Levo o tiro e só morro depois, aos poucos vou sangrando tudo o que os momentos alegres estancaram com a voz do Cazuza ao fundo e um vinho barato na mesa do computador. Daí trago o vinho e degusto minha dor. É com arrependimento que sempre me pergunto o porquê de não ter quebrado tudo ou morrido de vez na hora do disparo. Ser ou não ser? A palavra por um triz já atravessando a língua dilacerava o peito muito antes de ser pensada. Distraio as balas alojadas com sorrisos e abraços e no final estrago tudo, porque no fim o sangue escorre. Tenho pavor de sangue e de tudo que soa como desagradável e sufocante. Às vezes tenho pavor de mim. Até que ponto a sofreguidão escondida muda uma gargalhada? Quando foi a primeira vez que minha garganta começou a trancar com ela meus sentidos? Que dia o medo de ser atingida me proporcionou feridas abertas? Não sei quais desculpas dar para o atraso das conversas, não sei onde eu tava nem com quem. O que eu bebia? Ninguém sabe.  Mas as feridas estão aqui, os disparos ecoam ainda nos ouvidos e o que me reveste já não aguenta mais tamanha exposição ao sentimentalismo solitário. Mais uma dose, mais um cigarro, mais um choro, mais um desabafo. Um tiro só dá em morte certa se atingir a cabeça ou o coração e eu não sei pra onde apontar a arma. E aguardo o minuto em que o meu pedido de socorro ecoe e anestesie os danos causados por essa violência sutil.

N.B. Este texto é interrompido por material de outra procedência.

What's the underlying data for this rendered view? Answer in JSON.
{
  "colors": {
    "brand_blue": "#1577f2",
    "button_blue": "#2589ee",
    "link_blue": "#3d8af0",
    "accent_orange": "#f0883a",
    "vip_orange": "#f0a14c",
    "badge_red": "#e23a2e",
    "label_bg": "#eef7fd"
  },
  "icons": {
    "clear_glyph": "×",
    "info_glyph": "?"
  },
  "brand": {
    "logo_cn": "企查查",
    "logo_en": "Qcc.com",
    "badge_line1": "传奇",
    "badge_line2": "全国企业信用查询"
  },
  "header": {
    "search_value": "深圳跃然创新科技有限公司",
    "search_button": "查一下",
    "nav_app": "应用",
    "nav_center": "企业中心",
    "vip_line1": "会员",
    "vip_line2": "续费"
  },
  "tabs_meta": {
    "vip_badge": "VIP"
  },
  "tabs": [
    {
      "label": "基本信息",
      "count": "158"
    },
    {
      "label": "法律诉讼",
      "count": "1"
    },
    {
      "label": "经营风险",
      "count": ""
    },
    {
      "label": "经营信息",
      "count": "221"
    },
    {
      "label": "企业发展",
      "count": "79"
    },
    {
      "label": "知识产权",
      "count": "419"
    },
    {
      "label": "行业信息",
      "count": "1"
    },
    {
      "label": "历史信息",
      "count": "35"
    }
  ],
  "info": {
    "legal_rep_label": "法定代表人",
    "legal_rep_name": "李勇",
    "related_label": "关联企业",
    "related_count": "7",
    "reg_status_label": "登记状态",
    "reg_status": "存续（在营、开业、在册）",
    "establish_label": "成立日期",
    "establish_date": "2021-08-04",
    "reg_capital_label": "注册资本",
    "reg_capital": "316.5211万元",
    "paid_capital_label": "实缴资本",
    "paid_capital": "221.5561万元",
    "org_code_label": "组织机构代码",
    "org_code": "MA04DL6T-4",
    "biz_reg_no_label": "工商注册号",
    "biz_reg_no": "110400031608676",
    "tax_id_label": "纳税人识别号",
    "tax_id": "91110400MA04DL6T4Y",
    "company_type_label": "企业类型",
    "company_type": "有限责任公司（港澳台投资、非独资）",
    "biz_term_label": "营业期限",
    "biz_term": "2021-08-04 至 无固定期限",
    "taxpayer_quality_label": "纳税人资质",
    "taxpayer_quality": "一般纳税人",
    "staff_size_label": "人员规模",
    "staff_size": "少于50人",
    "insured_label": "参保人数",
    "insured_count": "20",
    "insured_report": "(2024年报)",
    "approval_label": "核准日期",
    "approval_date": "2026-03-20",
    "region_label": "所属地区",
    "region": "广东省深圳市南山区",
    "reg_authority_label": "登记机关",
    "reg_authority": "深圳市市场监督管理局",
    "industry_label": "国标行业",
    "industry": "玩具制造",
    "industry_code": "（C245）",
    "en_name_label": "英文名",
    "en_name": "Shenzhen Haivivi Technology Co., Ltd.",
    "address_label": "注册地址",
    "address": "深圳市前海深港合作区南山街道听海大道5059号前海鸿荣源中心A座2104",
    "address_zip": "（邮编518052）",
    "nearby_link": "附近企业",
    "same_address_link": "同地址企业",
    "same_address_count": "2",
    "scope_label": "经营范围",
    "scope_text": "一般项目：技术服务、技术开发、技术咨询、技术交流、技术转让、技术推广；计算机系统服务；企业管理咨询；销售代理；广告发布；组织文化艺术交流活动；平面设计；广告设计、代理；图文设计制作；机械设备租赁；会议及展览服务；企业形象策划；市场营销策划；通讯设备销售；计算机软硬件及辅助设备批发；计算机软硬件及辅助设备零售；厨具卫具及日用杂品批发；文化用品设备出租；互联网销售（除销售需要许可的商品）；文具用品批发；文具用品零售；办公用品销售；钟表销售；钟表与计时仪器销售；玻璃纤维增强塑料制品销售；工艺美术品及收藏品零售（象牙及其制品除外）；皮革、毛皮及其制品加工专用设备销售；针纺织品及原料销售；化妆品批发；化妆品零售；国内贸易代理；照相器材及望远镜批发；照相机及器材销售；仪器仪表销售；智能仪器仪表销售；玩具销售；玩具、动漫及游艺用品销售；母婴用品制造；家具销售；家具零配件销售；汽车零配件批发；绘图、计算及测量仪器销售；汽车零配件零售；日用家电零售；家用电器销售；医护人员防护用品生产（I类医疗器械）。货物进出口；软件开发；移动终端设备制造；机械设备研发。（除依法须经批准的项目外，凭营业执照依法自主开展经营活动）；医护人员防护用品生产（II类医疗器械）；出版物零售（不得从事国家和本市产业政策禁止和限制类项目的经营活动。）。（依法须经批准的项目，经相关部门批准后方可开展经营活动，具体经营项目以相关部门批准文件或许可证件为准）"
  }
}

terça-feira, 8 de janeiro de 2013

Tô, vou, quero


A ansiedade de chegar em algum lugar mata pouco a pouco todos os passos previamente mentalizados. Meu destino, minha sina ou o deus que me rege brinca de antropofagia e faz tudo virar um caos. Se viver é se surpreender sempre, tô vivendo bem. Sempre às escuras, olho as luzes pela cidade e peço em silêncio pra que um feixe de esperança caia das estruturas de concreto sobre meu caminho meio torto, vago, meio quase nada. E ando querendo mudar querendo permanecer.
  Uma bússola, uma vela ou um lampião. Um mapa. Mesmo que eu já tenha riscado sobre ele o xis. Por favor. Não queira ser tão mau comigo assim, não sou dos males o pior. É bem verdade que não sou um doce, mas tenho algo fincado na alma que faz o sangue correr quente e impulsionar o amor pra fora de uma maneira quase hostil. Tenho uma marca no peito, cicatriz do que eu guardo a sete chaves. Se você enxergasse, veria que minhas linhas começam suaves e à medida que as palavras correm, cortam o papel porque é nele que eu deposito toda a minha força. Talvez a minha maior cicatriz seja essa e todas as outras folhas que já rabisquei.
  Minhas palavras são como as pessoas que passam por mim: no início cada uma tem sentido e é indispensável, depois se encerram ou engasgam em algum ponto sendo eliminadas, reorganizadas ou modificadas. Não sei se por conta da minha constante inconstância ou por falta de tempero e paixão por parte delas. Cada uma vale o que transmite e pra mim é tudo uma questão de harmonia e bom senso, quase nunca de estilística. Não faz meu tipo. Até mesmo os palavrões se instalam e são bem-vindos, às vezes eles caem bem. Bem até demais.
  Tem vezes que a vontade de gritar é enorme, mas a boca é incapaz de proferir qualquer coisa a não ser seu nome. E tem horas que o choro é a melhor resposta, horas em que molhar o papel é melhor do que enchê-lo de sensatos devaneios. É quando a lágrima se faz determinante, que todo grito, toda palavra, padece sob a verdade incontestável do silêncio.